Woran du seriöse Anbieter erkennst
- Transparente Herkunft und Rechtsgrundlage der Daten
- Leads passen exakt zu deinem definierten Idealkundenprofil
- Abrechnung pro akzeptiertem Lead statt nur pro Adresse
- Klare Regeln zur Reklamation offensichtlich unpassender Leads
- Nachvollziehbare Qualifizierung statt anonymer Massenliste
- Möglichkeit, exklusive statt mehrfach verkaufte Leads zu beziehen
Exklusive gegen geteilte Leads
Ein oft unterschätzter Punkt ist die Exklusivität. Geteilte Leads werden an mehrere Anbieter gleichzeitig verkauft, sind günstiger, aber du konkurrierst sofort mit anderen um dieselbe Anfrage. Exklusive Leads gehören nur dir, kosten mehr, konvertieren aber in der Regel deutlich besser, weil der Interessent nicht parallel von fünf Wettbewerbern angerufen wird. Für hochwertige Angebote mit gutem Auftragswert lohnt sich Exklusivität fast immer.
Erfolgsbasiert kaufen: das fairste Modell
Die risikoärmste Variante ist das Modell Pay per Lead: Du zahlst nur, wenn ein Lead deine vorab definierten Kriterien erfüllt und von dir akzeptiert wird. So trägst nicht du allein das Risiko, sondern der Anbieter hat ein echtes Interesse an Qualität, weil er nur für passende Anfragen vergütet wird. Moderne Plattformen kombinieren dieses Modell mit KI-gestützter Vorqualifizierung und liefern so Anfragen, die wirklich zu deinem Idealkunden passen, statt nur Adressen aus einer Datenbank.
Häufige Fragen zum Leadkauf
Ist Leads kaufen legal? Ja, sofern die Datenherkunft sauber ist und du die Kontakte auf rechtlicher Grundlage ansprichst. Problematisch wird es bei zusammengekauften Adressen ohne nachvollziehbare Einwilligung, vor allem bei E-Mail- und Telefonwerbung. Setze deshalb auf Anbieter, die Transparenz über die Herkunft bieten.

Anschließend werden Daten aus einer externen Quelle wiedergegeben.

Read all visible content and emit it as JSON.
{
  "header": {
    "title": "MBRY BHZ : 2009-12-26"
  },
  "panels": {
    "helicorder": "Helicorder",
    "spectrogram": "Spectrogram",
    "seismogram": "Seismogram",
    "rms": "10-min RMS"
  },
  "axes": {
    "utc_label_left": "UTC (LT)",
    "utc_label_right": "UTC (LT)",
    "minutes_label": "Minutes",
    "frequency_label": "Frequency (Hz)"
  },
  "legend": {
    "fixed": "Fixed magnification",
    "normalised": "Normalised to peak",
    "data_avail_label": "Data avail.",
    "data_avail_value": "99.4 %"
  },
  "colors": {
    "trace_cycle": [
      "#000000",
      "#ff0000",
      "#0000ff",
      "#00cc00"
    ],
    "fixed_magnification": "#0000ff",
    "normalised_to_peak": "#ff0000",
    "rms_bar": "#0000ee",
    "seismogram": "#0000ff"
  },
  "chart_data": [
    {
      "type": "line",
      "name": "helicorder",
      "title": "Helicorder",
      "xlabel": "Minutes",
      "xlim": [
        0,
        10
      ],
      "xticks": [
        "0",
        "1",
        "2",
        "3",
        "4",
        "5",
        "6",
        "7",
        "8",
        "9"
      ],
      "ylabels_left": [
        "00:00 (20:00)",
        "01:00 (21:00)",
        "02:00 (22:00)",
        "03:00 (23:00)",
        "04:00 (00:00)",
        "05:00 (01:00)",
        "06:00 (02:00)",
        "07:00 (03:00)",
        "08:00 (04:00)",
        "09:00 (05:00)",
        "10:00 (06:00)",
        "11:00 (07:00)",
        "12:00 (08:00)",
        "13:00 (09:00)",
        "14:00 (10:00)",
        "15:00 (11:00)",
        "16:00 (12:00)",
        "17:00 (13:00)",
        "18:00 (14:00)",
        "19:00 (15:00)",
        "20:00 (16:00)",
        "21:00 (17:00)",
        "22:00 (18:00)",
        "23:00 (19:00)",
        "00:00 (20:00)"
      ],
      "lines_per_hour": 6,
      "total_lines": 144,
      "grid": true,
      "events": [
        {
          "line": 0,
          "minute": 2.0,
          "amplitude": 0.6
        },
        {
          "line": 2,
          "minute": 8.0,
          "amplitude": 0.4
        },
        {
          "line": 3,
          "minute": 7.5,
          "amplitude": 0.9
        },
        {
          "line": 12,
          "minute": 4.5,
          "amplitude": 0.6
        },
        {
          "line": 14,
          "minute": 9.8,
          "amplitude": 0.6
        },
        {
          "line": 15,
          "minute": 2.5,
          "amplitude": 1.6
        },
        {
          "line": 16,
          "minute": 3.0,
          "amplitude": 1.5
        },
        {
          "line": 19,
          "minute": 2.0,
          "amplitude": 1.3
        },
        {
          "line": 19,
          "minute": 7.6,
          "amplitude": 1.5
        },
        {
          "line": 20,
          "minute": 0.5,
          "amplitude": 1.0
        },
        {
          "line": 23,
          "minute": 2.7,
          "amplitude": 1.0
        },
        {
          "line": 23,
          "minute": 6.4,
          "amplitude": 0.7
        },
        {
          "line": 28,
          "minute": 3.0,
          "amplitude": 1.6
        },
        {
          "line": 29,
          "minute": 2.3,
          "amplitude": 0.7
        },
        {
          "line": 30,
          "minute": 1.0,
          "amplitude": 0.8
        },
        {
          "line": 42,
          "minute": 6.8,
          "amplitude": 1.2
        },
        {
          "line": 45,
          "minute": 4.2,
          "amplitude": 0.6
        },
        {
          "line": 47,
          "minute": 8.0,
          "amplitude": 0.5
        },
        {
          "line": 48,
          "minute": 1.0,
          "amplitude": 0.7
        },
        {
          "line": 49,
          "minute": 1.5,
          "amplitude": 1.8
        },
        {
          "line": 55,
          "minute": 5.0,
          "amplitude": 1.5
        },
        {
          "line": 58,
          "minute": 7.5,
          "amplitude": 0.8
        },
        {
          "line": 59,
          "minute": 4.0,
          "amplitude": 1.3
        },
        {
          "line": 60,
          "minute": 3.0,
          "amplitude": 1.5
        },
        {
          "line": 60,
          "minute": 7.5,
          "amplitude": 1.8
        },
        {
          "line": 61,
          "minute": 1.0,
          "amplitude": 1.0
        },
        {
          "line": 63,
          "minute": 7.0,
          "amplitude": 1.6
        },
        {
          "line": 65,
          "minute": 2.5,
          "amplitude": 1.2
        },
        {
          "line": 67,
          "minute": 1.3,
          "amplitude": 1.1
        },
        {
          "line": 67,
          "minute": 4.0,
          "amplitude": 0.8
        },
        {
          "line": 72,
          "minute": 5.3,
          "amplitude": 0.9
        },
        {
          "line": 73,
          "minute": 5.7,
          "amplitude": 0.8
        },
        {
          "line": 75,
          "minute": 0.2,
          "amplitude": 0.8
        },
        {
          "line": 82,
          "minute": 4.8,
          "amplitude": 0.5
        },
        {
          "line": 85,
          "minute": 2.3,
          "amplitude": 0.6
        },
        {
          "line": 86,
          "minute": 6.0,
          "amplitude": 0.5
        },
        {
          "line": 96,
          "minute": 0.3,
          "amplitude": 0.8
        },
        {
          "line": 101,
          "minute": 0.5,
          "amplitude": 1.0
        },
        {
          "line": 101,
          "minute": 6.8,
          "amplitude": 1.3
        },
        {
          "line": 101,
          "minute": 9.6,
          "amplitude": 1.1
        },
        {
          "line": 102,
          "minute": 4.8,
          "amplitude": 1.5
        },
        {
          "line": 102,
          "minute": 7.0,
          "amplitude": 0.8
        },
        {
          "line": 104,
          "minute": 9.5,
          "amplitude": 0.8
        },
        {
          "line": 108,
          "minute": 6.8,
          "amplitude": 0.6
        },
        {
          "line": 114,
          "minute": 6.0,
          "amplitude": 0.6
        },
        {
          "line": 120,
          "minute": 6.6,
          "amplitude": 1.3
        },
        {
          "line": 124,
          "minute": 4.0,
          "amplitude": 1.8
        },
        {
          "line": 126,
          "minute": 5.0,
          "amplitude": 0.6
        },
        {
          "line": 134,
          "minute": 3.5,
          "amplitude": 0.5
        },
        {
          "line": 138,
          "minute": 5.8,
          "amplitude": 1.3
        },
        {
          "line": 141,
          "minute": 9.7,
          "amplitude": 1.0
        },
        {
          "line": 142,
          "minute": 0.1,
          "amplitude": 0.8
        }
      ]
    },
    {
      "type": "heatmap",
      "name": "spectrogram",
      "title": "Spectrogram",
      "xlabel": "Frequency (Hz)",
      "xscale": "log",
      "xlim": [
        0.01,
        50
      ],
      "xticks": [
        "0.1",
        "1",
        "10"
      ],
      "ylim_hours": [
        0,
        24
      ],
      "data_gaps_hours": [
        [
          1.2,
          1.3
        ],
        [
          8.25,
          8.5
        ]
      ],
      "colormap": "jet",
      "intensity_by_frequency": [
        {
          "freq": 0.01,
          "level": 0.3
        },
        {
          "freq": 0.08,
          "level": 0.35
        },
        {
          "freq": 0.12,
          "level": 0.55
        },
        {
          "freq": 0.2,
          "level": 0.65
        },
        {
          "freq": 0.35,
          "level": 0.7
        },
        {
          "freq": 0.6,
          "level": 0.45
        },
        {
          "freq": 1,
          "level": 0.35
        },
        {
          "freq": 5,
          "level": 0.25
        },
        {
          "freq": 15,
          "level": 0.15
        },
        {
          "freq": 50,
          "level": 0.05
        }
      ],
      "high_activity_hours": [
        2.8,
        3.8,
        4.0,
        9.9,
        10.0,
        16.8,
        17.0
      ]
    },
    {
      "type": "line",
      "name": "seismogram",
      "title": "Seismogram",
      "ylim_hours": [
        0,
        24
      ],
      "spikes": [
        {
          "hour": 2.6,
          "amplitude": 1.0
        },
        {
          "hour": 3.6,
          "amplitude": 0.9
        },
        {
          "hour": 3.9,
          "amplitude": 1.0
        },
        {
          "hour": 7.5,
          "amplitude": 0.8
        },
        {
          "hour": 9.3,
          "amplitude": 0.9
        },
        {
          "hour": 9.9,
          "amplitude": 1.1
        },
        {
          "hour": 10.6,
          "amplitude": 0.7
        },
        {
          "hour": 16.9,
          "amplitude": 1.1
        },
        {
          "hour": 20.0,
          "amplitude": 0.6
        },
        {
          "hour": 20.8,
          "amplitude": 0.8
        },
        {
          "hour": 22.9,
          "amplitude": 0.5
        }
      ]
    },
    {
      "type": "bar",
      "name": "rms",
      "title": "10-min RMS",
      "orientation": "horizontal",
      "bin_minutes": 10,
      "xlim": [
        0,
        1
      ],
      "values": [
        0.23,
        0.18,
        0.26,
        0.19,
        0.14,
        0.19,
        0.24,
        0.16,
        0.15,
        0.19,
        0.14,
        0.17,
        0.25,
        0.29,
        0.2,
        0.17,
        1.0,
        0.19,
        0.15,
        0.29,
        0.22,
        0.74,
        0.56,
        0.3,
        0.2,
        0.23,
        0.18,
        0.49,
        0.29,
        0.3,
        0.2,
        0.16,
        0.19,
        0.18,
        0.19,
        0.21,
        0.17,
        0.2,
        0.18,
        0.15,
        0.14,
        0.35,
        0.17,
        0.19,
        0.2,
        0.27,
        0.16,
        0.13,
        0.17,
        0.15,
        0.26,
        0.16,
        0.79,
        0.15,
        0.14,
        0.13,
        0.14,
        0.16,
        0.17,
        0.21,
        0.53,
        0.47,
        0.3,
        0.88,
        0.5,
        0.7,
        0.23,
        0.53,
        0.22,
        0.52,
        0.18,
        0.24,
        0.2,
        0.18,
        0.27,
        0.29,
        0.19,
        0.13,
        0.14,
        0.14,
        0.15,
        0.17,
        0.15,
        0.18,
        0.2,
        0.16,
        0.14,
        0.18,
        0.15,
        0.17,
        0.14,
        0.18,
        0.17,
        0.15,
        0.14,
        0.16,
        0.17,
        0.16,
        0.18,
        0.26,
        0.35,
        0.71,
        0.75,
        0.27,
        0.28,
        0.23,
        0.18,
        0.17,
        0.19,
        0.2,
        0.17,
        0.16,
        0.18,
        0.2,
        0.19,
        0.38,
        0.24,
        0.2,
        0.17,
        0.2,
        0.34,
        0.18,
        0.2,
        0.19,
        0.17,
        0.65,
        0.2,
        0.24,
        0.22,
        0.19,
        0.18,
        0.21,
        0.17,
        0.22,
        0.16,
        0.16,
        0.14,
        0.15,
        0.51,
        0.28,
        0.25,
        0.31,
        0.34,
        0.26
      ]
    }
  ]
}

Wie viel sollte ein guter Lead kosten? Es gibt keinen festen Preis, sondern nur ein Verhältnis: Ein Lead darf so viel kosten, dass nach Abzug aller Kosten pro gewonnenem Kunden noch Gewinn bleibt. Teile deinen Kundenwert durch die Zahl der Leads, die du im Schnitt für einen Abschluss brauchst, und du hast deine Obergrenze.
Sind gekaufte Leads schlechter als selbst generierte? Nicht zwangsläufig. Selbst generierte Inbound-Leads sind oft besser vorqualifiziert, dafür langsamer und teurer im Aufbau. Hochwertige, exklusive Kauf-Leads können genauso gut konvertieren, wenn Qualität und Passung stimmen und du schnell reagierst.
Fazit
Leads kaufen kann sich klar lohnen, wenn Qualität, Rechtssicherheit und Abrechnung stimmen. Entscheidend ist, nicht auf den Stückpreis zu schauen, sondern auf die Kosten pro gewonnenem Kunden, und nur Daten mit sauberer Herkunft zu nutzen. Wer auf vorqualifizierte, exklusive und erfolgsbasiert abgerechnete Anfragen setzt, kombiniert das Tempo des Leadkaufs mit kalkulierbarem Risiko und kann sich auf das konzentrieren, was am Ende zählt: gute Gespräche und Abschlüsse.